Broadpin uses cookies and similar tracking technologies to operate and improve the website, understand usage patterns, personalize content, and support analytics and marketing activities.

In the EU/EEA and the United Kingdom, non‑essential cookies (including analytics and marketing cookies) are used only after obtaining consent through our Consent Management Platform (CMP), in accordance with the ePrivacy Directive and GDPR. Users may withdraw or change their cookie preferences at any time via the CMP.

For U.S. residents in states with applicable privacy laws, individuals may opt out of certain types of tracking or targeted advertising. Broadpin also honors Global Privacy Control (GPC) signals where required.

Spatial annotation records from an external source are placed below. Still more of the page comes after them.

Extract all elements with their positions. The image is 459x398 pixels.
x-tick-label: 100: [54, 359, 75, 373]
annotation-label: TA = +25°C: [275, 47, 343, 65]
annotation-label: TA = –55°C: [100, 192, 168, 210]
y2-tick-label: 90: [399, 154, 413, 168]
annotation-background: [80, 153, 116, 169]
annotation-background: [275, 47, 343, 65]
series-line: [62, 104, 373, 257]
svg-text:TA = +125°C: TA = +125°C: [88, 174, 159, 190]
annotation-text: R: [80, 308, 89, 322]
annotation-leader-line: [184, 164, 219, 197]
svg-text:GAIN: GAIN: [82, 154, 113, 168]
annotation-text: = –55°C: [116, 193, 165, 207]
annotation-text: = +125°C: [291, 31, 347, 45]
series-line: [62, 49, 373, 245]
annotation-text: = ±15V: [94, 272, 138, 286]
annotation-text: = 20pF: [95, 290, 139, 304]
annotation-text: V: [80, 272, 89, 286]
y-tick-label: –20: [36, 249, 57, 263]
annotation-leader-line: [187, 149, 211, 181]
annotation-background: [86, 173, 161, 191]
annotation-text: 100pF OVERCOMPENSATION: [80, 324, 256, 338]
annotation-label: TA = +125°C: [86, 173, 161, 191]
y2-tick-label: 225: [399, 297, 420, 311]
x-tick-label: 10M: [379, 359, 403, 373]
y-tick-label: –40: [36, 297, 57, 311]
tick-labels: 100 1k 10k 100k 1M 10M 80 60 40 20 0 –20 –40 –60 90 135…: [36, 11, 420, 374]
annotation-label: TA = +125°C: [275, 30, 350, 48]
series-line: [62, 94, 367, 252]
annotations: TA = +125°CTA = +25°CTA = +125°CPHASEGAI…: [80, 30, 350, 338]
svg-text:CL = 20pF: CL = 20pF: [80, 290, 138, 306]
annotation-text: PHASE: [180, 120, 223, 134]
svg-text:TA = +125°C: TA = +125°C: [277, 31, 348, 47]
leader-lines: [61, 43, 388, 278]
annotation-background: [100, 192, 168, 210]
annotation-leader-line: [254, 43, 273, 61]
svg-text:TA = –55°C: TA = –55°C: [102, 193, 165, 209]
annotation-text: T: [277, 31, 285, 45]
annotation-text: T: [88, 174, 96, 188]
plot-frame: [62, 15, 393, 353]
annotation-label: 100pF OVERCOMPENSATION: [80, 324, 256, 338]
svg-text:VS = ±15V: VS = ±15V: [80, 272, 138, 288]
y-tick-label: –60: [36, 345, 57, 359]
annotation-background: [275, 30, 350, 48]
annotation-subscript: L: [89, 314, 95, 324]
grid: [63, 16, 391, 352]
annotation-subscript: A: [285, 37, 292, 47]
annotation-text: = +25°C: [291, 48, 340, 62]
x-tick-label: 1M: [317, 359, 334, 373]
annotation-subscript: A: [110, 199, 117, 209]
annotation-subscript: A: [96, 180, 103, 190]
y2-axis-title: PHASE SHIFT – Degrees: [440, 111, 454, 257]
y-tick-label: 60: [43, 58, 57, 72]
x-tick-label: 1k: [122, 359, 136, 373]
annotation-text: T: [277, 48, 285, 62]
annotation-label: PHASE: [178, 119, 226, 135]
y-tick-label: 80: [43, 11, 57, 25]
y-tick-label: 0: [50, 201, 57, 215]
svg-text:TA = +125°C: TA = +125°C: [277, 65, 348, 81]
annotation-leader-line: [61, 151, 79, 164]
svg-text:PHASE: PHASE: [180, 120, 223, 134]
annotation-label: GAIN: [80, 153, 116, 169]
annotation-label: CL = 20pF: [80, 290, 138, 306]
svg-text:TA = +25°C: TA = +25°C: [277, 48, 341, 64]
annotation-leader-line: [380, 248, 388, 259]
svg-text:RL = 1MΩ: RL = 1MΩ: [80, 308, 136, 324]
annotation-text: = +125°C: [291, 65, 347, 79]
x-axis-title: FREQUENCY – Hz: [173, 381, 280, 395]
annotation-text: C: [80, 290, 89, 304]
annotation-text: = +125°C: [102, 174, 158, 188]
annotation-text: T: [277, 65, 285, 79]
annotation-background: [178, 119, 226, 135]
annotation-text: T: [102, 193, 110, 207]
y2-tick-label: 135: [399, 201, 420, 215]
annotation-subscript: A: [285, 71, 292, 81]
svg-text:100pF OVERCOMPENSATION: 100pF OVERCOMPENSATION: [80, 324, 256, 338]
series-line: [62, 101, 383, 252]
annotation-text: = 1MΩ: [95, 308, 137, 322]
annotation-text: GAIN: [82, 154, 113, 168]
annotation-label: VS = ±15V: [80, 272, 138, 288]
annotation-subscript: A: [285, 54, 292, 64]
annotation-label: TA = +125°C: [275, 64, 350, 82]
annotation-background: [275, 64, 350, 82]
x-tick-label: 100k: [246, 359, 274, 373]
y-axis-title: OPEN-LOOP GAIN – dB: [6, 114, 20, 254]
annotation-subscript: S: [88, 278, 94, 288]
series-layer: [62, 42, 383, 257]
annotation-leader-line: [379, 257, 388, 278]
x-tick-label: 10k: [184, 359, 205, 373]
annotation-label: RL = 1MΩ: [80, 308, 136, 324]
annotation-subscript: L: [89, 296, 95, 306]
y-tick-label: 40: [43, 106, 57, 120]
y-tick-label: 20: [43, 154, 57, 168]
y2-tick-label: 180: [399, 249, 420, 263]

Broadpin uses the following categories of cookies:

• Strictly necessary cookies – required for basic site functionality

• Functional cookies – enhance usability and remember preferences

• Analytics cookies – measure website usage and performance

• Marketing cookies – support advertising and campaign measurement

More detailed information about the cookies we use, including their purposes, duration, and providers, is available in our Cookie Policy and within our CMP.

Some cookies and tracking technologies are set by third‑party providers. These providers may process Personal Data in accordance with their own privacy policies, which can be viewed through the CMP.

Broadpin’s website and services are intended for use by business professionals and are not directed to children. We do not knowingly collect Personal Data from individuals under the age required by the laws of their jurisdiction (for example, under 13 in the United States and up to 16 in certain EU/EEA countries).

If we become aware that Personal Data has been collected from a child contrary to these requirements, we will take steps to delete the information promptly and, where appropriate, notify the parent or guardian.

Parents or guardians who believe that a child has provided Personal Data to Broadpin may contact us using the details provided in the “Exercising Your Rights” section.

Broadpin may update this Privacy Policy from time to time to reflect changes in our practices, technologies, legal requirements, or other operational needs.

If we make material changes that affect how we handle Personal Data, we will provide clear notice in advance of the changes taking effect. Notice may be provided through our website, by email, or through other appropriate channels, depending on the significance of the changes and applicable legal requirements.

We encourage individuals to review this Privacy Policy periodically to stay informed about how we protect Personal Data.